25 August 2011
FMA will next week begin making visits to Authorised Financial Advisers (AFAs) as it steps up its monitoring activities under the Financial Advisers Act.
FMA Head of Primary Regulatory Operations, Sue Brown said monitoring was an important part of the new professional era, enabling FMA to check that standards are being met.
"We expect that in most cases we will simply be helping advisers refine what are already sound practices. Where we see potential for improvement we will work with advisers to ensure they comply with their obligations under the Act," Ms Brown said.
One aspect of visits that has generated enquiries from some advisers has been the implications of a visit for the privacy of client files.
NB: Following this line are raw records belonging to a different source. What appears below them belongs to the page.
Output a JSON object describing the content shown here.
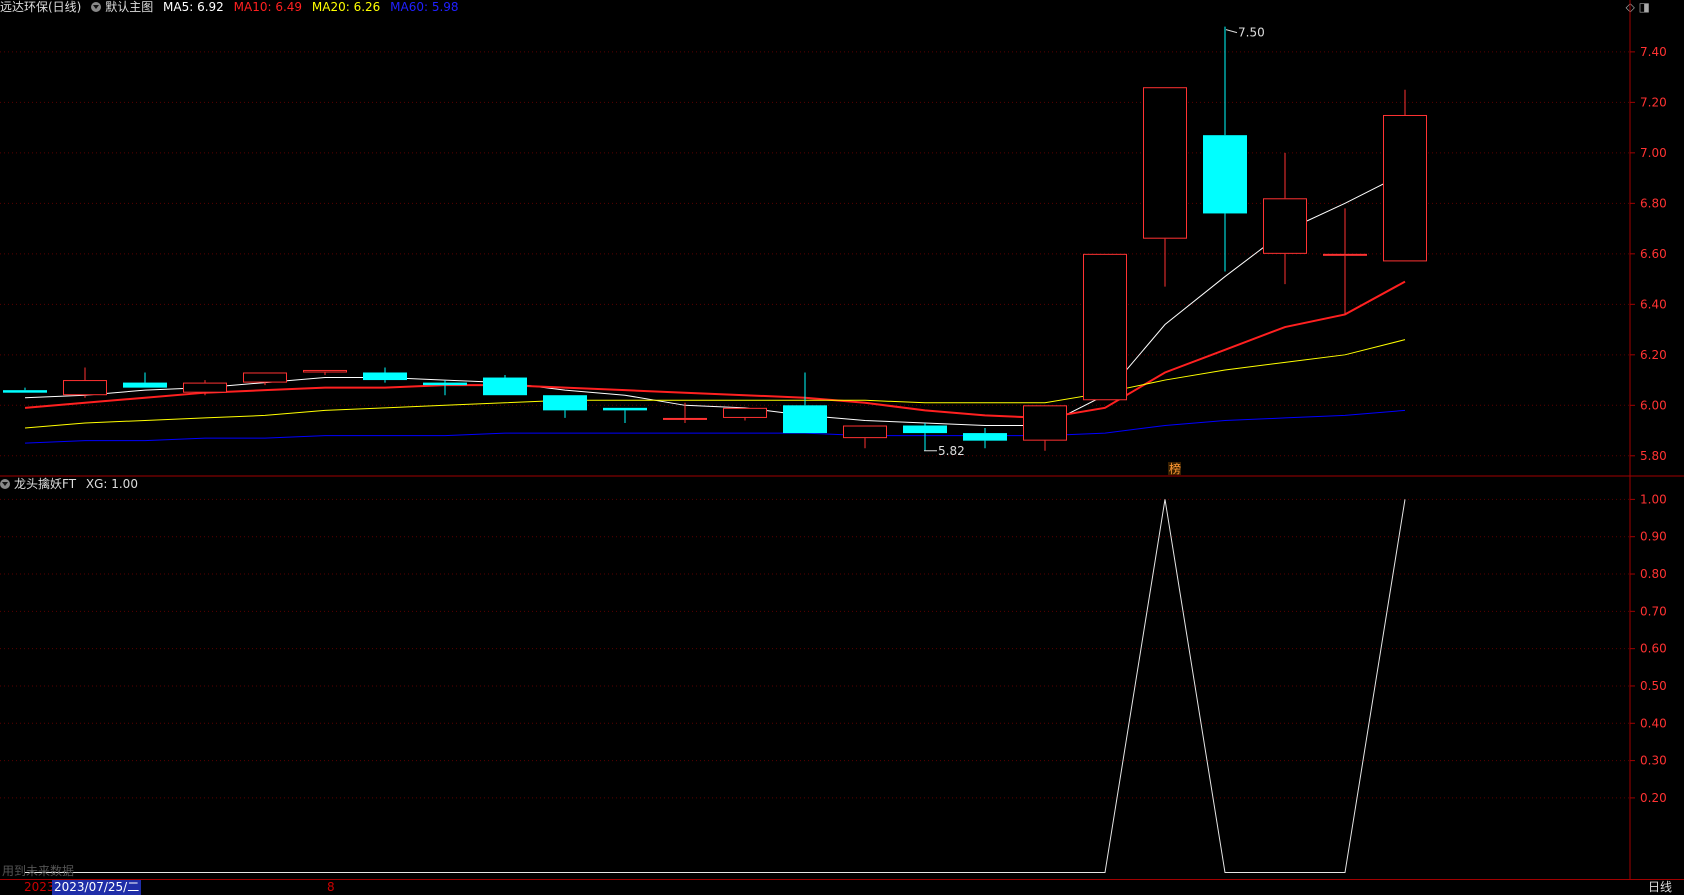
{
  "header": {
    "stock": "远达环保(日线)",
    "chart_name": "默认主图",
    "ma5": "MA5: 6.92",
    "ma10": "MA10: 6.49",
    "ma20": "MA20: 6.26",
    "ma60": "MA60: 5.98",
    "icons": [
      "diamond-icon",
      "panel-toggle-icon"
    ]
  },
  "sub_header": {
    "indicator": "龙头擒妖FT",
    "xg": "XG: 1.00"
  },
  "footer": {
    "year": "2023",
    "cursor_date": "2023/07/25/二",
    "month": "8",
    "period": "日线",
    "future_note": "用到未来数据"
  },
  "colors": {
    "up": "#ff3232",
    "down": "#00ffff",
    "ma5": "#ffffff",
    "ma10": "#ff2020",
    "ma20": "#ffff00",
    "ma60": "#0000ff",
    "axis": "#a00000",
    "grid": "#5a0000"
  },
  "chart_data": [
    {
      "type": "candlestick",
      "ylim": [
        5.72,
        7.55
      ],
      "y_ticks": [
        "7.40",
        "7.20",
        "7.00",
        "6.80",
        "6.60",
        "6.40",
        "6.20",
        "6.00",
        "5.80"
      ],
      "y_tick_values": [
        7.4,
        7.2,
        7.0,
        6.8,
        6.6,
        6.4,
        6.2,
        6.0,
        5.8
      ],
      "annotations": {
        "high_label": "7.50",
        "low_label": "5.82",
        "marker": "榜"
      },
      "candles": [
        {
          "o": 6.06,
          "h": 6.07,
          "l": 6.05,
          "c": 6.05
        },
        {
          "o": 6.04,
          "h": 6.15,
          "l": 6.03,
          "c": 6.1
        },
        {
          "o": 6.09,
          "h": 6.13,
          "l": 6.07,
          "c": 6.07
        },
        {
          "o": 6.05,
          "h": 6.1,
          "l": 6.04,
          "c": 6.09
        },
        {
          "o": 6.09,
          "h": 6.13,
          "l": 6.08,
          "c": 6.13
        },
        {
          "o": 6.13,
          "h": 6.14,
          "l": 6.12,
          "c": 6.14
        },
        {
          "o": 6.13,
          "h": 6.15,
          "l": 6.09,
          "c": 6.1
        },
        {
          "o": 6.09,
          "h": 6.1,
          "l": 6.04,
          "c": 6.08
        },
        {
          "o": 6.11,
          "h": 6.12,
          "l": 6.04,
          "c": 6.04
        },
        {
          "o": 6.04,
          "h": 6.04,
          "l": 5.95,
          "c": 5.98
        },
        {
          "o": 5.99,
          "h": 5.99,
          "l": 5.93,
          "c": 5.98
        },
        {
          "o": 5.95,
          "h": 6.01,
          "l": 5.93,
          "c": 5.95
        },
        {
          "o": 5.95,
          "h": 5.99,
          "l": 5.94,
          "c": 5.99
        },
        {
          "o": 6.0,
          "h": 6.13,
          "l": 5.89,
          "c": 5.89
        },
        {
          "o": 5.87,
          "h": 5.92,
          "l": 5.83,
          "c": 5.92
        },
        {
          "o": 5.92,
          "h": 5.93,
          "l": 5.82,
          "c": 5.89
        },
        {
          "o": 5.89,
          "h": 5.91,
          "l": 5.83,
          "c": 5.86
        },
        {
          "o": 5.86,
          "h": 6.0,
          "l": 5.82,
          "c": 6.0
        },
        {
          "o": 6.02,
          "h": 6.6,
          "l": 6.02,
          "c": 6.6
        },
        {
          "o": 6.66,
          "h": 7.26,
          "l": 6.47,
          "c": 7.26
        },
        {
          "o": 7.07,
          "h": 7.5,
          "l": 6.53,
          "c": 6.76
        },
        {
          "o": 6.6,
          "h": 7.0,
          "l": 6.48,
          "c": 6.82
        },
        {
          "o": 6.6,
          "h": 6.78,
          "l": 6.36,
          "c": 6.6
        },
        {
          "o": 6.57,
          "h": 7.25,
          "l": 6.57,
          "c": 7.15
        }
      ],
      "series": [
        {
          "name": "MA5",
          "values": [
            6.03,
            6.04,
            6.06,
            6.07,
            6.09,
            6.11,
            6.11,
            6.1,
            6.09,
            6.06,
            6.04,
            6.0,
            5.99,
            5.96,
            5.94,
            5.93,
            5.92,
            5.92,
            6.04,
            6.32,
            6.51,
            6.69,
            6.8,
            6.92
          ]
        },
        {
          "name": "MA10",
          "values": [
            5.99,
            6.01,
            6.03,
            6.05,
            6.06,
            6.07,
            6.07,
            6.08,
            6.08,
            6.07,
            6.06,
            6.05,
            6.04,
            6.03,
            6.01,
            5.98,
            5.96,
            5.95,
            5.99,
            6.13,
            6.22,
            6.31,
            6.36,
            6.49
          ]
        },
        {
          "name": "MA20",
          "values": [
            5.91,
            5.93,
            5.94,
            5.95,
            5.96,
            5.98,
            5.99,
            6.0,
            6.01,
            6.02,
            6.02,
            6.02,
            6.02,
            6.02,
            6.02,
            6.01,
            6.01,
            6.01,
            6.05,
            6.1,
            6.14,
            6.17,
            6.2,
            6.26
          ]
        },
        {
          "name": "MA60",
          "values": [
            5.85,
            5.86,
            5.86,
            5.87,
            5.87,
            5.88,
            5.88,
            5.88,
            5.89,
            5.89,
            5.89,
            5.89,
            5.89,
            5.89,
            5.88,
            5.88,
            5.88,
            5.88,
            5.89,
            5.92,
            5.94,
            5.95,
            5.96,
            5.98
          ]
        }
      ]
    },
    {
      "type": "line",
      "name": "XG",
      "ylim": [
        -0.02,
        1.06
      ],
      "y_ticks": [
        "1.00",
        "0.90",
        "0.80",
        "0.70",
        "0.60",
        "0.50",
        "0.40",
        "0.30",
        "0.20"
      ],
      "y_tick_values": [
        1.0,
        0.9,
        0.8,
        0.7,
        0.6,
        0.5,
        0.4,
        0.3,
        0.2
      ],
      "values": [
        0,
        0,
        0,
        0,
        0,
        0,
        0,
        0,
        0,
        0,
        0,
        0,
        0,
        0,
        0,
        0,
        0,
        0,
        0,
        1,
        0,
        0,
        0,
        1
      ]
    }
  ]
}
"If an adviser has obtained their clients' authorisation for FMA to view their files, for example, by acceptance of terms and conditions of advice that include information about FMA's ability to view client files, they will not be in breach of the Privacy Act by providing information to FMA," said Ms Brown.
When advisers became AFAs they became bound under Standard Condition 4 to ensure that all records concerning their financial advice business, including client files, are available for inspection by FMA at any time.
When FMA writes to advisers notifying them of a forthcoming monitoring visit it will remind them of the obligation to have clients' files available. Any AFA who has not yet obtained clients' authorisation should take all reasonable steps to do so before monitoring begins.
FMA has powers under section 25 of the Financial Markets Authority Act to compel an AFA to provide the information in client files. The provision of information in response to a section 25 notice does not breach the Privacy Act.
"FMA is hopeful we will not have to use this power on a significant number of occasions as most advisers will be well prepared for the start of monitoring visits," Ms Brown said.